A hospital that exceeds the benchmark will be required to submit a performance improvement plan that details specific strategies, adjustments and next steps proposed by the hospital to rein in costs, along with a timetable for implementation, allowing hospitals to adjust their own costs without additional state intervention.

If that improvement plan fails to control prices, the Diamond State Hospital Cost Review Board could extend the timeline of a hospital’s performance improvement plan or require a hospital to modify its budget – decisions that are appealable to the Delaware Superior Court.

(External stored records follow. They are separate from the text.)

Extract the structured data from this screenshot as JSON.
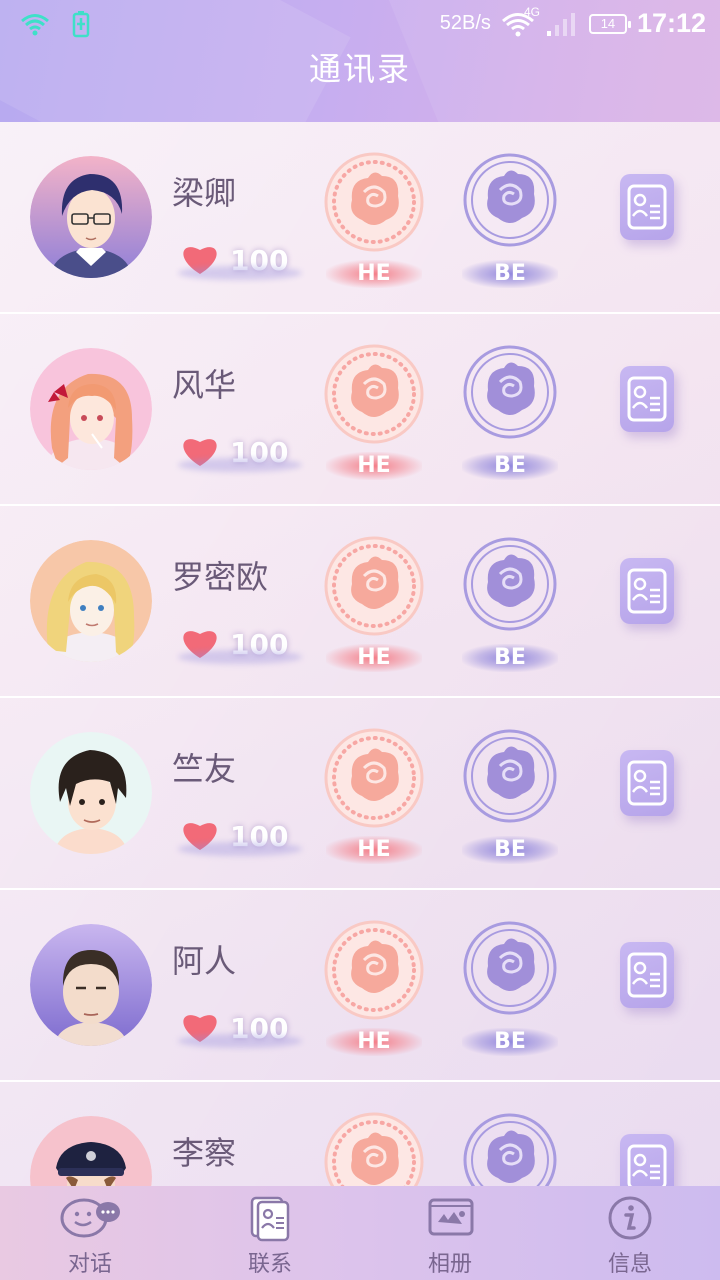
{
  "status_bar": {
    "net_speed": "52B/s",
    "signal_label": "4G",
    "battery": "14",
    "time": "17:12"
  },
  "header": {
    "title": "通讯录"
  },
  "contacts": [
    {
      "name": "梁卿",
      "affinity": "100",
      "he_label": "HE",
      "be_label": "BE"
    },
    {
      "name": "风华",
      "affinity": "100",
      "he_label": "HE",
      "be_label": "BE"
    },
    {
      "name": "罗密欧",
      "affinity": "100",
      "he_label": "HE",
      "be_label": "BE"
    },
    {
      "name": "竺友",
      "affinity": "100",
      "he_label": "HE",
      "be_label": "BE"
    },
    {
      "name": "阿人",
      "affinity": "100",
      "he_label": "HE",
      "be_label": "BE"
    },
    {
      "name": "李察"
    }
  ],
  "bottom_nav": {
    "items": [
      {
        "label": "对话",
        "icon": "chat-bubble-icon"
      },
      {
        "label": "联系",
        "icon": "contact-card-icon"
      },
      {
        "label": "相册",
        "icon": "photo-album-icon"
      },
      {
        "label": "信息",
        "icon": "info-icon"
      }
    ],
    "active_index": 1
  },
  "colors": {
    "header": "#c2acf0",
    "he_accent": "#f47882",
    "be_accent": "#8c82dc",
    "heart": "#f26a78"
  }
}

Weeks of daily negotiations between House Speaker Valerie Longhurst, Senate Majority Leader Bryan Townsend and the Delaware Healthcare Association helped to broker the deal, but it doesn’t mean that hospital leaders remain in favor of the legislation despite dropping their opposition.

“While these amendments reduce the immediate harm to our state’s hospitals and healthcare systems, and their employees and patients, we have been consistent and unequivocal with the sponsors and others on our opposition to other components of this legislation,” said DHA Executive Brian Frazee in a statement to its members after confirming the compromise. “DHA remains deeply concerned about the remaining provisions in HB 350, including creating a politically-appointed oversight board with the potential to modify and approve hospital budgets. The members of DHA reserve rights to remedy this legislation if passed. We will continue our work to ensure Delaware hospitals can meet their obligation and commitment to provide access to high-quality care to our patients and the communities we serve.”

Longhurst said that legislators set out to “to alleviate the overwhelming burden of health care expenses on Delaware families while ensuring their access to quality care,” and that HB 350 delivered.

“Whether it’s residents forced to make impossible decisions between paying for needed medical care or paying their rent, or small businesses, forced to raise their prices because of spiraling costs of health care, this is an issue that touches every Delawarean,” she said in a statement. “This agreement marks a significant stride toward tackling this challenge, all while protecting healthcare workers and patients and ushering in much-needed transparency to our healthcare system.